Could Johnson have taken this advice and now perhaps be installed at the Camborne/Redruth Travelodge off the A30? Given his track record of luxury holidays, this does not seem probable. He is much more likely to be in a well-appointed seaside holiday home loaned by a donor to the Conservative Party.

One can only hope that he does not find the sea to be “closed”, as the hapless Dominic Raab maintained it was at the Cretan luxury resort where he relaxed while Kabul fell to the Taliban. (Local hoteliers and meteorologists declared themselves baffled by Raab’s assertion.)

An air of mystery has surrounded several of the prime minister’s previous recreational jaunts, not least his two-week stay on Caribbean Island of Mustique shortly after becoming prime minister. There was also considerable confusion over who exactly had paid for his luxury villa on the island, and whether or not this was David Ross, the proprietor of Carphone Warehouse.

In an entirely unconnected development a few months later, Ross was appointed chair of the Royal Opera House.

Then there are the visits to the Umbrian castle owned by Johnson’s recently ennobled Russian crony Evgeny Lebedev, the newspaper proprietor who is also the son of a senior KGB officer. When he was Foreign Secretary, Johnson is known to have dismissed his security detail in order to attend a bacchanalian event there – described by some as a ‘bunga-bunga party’ – and was photographed looking much the worse for wear while awaiting his return flight from Pisa.

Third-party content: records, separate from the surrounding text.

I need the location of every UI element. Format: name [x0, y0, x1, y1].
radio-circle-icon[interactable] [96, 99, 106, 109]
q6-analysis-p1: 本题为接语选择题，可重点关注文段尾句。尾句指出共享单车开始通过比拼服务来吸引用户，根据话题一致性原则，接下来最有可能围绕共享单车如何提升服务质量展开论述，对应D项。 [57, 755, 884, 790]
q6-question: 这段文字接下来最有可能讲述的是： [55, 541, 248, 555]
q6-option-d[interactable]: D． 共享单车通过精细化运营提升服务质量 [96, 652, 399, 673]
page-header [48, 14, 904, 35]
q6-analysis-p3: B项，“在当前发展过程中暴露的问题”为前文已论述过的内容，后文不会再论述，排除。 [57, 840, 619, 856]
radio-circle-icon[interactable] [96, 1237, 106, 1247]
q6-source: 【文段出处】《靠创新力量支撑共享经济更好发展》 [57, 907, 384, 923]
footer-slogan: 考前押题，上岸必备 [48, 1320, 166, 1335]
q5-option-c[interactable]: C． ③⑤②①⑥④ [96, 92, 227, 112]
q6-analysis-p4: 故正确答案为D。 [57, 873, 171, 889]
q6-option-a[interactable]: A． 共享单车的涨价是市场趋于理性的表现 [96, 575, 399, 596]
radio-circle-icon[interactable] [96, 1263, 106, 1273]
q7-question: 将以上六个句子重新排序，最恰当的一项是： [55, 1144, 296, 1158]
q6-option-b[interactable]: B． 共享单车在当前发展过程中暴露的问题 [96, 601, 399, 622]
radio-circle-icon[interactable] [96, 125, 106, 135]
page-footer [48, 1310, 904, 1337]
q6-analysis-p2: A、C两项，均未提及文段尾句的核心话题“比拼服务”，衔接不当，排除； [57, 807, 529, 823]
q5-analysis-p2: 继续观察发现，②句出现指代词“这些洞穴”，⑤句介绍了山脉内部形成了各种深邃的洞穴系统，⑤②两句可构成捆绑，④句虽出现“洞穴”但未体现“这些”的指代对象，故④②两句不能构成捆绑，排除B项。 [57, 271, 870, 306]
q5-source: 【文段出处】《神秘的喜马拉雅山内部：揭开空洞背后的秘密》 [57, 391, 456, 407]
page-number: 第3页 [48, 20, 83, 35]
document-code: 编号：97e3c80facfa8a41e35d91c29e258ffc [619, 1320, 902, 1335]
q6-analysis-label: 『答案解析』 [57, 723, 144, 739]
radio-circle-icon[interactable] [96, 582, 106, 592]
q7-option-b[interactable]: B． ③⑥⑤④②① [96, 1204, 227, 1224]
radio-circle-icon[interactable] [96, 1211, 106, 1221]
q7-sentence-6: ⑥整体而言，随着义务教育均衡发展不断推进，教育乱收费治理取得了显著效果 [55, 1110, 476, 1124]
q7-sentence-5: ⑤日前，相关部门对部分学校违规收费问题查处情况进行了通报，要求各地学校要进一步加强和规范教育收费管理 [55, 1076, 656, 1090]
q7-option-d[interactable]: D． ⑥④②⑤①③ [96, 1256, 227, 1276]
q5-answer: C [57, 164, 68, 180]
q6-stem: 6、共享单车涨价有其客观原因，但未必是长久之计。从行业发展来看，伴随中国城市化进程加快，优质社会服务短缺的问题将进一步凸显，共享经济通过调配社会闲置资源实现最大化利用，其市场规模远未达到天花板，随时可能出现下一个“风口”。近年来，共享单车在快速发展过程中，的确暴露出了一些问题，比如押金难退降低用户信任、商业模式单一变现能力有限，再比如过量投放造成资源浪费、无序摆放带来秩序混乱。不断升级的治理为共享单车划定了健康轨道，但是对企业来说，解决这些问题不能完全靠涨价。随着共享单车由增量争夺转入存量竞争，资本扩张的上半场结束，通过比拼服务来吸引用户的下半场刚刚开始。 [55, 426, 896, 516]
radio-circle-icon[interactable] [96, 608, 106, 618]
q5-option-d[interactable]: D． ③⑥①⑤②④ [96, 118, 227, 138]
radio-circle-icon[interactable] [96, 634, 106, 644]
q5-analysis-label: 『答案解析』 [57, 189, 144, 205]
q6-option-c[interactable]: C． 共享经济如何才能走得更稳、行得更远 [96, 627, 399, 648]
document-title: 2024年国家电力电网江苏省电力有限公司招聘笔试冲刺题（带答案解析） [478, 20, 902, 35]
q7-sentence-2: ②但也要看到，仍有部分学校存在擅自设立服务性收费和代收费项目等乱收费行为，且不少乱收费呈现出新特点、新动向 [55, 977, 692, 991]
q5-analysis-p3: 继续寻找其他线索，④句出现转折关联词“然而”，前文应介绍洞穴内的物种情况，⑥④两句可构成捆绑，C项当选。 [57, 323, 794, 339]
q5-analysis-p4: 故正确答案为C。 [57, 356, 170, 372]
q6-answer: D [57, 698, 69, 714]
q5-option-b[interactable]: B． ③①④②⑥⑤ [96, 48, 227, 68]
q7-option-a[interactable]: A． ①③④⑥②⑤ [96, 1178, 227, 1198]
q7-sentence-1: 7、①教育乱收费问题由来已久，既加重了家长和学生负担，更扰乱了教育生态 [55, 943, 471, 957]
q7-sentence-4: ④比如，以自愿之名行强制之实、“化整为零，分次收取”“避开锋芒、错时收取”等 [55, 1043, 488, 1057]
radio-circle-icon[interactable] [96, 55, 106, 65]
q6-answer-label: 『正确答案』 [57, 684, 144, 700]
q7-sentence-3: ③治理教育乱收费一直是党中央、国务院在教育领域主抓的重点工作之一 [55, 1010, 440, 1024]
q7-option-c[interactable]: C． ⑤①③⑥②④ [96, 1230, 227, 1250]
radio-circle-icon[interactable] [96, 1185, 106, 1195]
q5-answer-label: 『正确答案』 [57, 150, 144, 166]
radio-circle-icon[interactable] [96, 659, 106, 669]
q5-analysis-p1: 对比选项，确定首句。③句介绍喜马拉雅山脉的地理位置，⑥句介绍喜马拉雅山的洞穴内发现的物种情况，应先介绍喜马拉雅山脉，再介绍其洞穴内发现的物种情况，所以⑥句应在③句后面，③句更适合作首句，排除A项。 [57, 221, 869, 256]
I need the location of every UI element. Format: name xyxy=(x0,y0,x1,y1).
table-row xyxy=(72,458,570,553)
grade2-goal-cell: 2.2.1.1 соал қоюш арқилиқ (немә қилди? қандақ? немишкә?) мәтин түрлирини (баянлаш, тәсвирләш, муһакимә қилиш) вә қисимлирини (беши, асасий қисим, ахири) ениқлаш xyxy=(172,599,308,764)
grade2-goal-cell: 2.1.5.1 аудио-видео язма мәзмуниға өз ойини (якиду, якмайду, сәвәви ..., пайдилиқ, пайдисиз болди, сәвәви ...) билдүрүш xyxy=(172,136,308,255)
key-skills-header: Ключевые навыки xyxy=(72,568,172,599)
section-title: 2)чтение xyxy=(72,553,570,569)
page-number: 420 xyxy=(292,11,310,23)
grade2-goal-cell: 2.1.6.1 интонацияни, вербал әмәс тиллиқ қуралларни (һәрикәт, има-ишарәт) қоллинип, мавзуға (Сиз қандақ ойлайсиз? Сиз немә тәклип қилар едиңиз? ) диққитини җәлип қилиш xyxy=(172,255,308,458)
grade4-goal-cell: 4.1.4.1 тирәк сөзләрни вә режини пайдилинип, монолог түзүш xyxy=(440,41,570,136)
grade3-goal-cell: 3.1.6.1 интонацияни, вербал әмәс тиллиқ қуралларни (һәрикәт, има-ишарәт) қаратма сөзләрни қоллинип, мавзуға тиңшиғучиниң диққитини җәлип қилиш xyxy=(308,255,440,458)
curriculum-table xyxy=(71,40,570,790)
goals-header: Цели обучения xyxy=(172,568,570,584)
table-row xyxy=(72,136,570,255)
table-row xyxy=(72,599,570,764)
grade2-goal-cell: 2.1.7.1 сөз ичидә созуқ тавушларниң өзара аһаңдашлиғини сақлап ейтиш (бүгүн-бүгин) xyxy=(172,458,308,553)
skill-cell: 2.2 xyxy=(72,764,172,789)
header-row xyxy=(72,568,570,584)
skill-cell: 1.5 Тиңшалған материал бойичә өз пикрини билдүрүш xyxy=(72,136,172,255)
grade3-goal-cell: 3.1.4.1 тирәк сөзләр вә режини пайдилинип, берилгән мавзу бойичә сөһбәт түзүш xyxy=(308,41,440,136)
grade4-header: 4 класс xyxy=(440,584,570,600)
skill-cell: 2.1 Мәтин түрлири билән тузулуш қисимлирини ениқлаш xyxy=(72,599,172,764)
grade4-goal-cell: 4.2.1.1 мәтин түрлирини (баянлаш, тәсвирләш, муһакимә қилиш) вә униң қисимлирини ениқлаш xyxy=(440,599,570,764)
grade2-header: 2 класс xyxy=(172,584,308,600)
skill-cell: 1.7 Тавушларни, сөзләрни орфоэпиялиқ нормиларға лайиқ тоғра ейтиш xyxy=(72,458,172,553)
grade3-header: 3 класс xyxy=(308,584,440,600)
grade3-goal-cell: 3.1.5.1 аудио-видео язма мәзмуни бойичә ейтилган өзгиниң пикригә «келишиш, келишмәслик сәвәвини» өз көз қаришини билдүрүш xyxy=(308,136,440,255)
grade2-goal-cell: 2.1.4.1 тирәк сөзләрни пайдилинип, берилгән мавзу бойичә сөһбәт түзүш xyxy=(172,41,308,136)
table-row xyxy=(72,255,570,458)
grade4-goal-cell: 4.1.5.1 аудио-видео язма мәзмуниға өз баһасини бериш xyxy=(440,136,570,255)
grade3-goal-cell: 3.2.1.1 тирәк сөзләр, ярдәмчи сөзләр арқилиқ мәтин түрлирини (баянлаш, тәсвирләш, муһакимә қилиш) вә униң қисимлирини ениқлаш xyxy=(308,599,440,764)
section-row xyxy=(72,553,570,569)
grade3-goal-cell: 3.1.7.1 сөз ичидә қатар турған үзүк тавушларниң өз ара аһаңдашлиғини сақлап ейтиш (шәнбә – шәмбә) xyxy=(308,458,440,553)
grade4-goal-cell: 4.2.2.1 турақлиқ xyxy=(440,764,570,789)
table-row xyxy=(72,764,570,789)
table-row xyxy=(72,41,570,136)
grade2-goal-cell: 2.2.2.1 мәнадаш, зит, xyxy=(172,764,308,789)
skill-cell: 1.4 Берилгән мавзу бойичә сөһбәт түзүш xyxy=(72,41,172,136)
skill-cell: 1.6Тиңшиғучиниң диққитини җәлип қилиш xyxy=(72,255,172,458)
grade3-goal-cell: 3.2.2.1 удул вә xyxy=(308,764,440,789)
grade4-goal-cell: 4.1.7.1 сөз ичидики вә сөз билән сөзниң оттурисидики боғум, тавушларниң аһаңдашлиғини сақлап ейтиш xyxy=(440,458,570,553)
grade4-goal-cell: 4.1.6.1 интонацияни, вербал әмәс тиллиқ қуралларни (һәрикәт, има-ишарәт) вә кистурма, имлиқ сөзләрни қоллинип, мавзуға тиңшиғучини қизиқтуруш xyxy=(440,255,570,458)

No doubt more light will soon be shed on  Johnson’s West Country break. Most probably it will turn to be “not a holiday” in the same sense as the border in the Irish Sea is “not a border”, Priti Patel is “not a bully” and Dominic Raab is “not a disgrace to the office of Foreign Secretary”.

What is certain is that Boris Johnson, whatever his official status, is not a prime minister.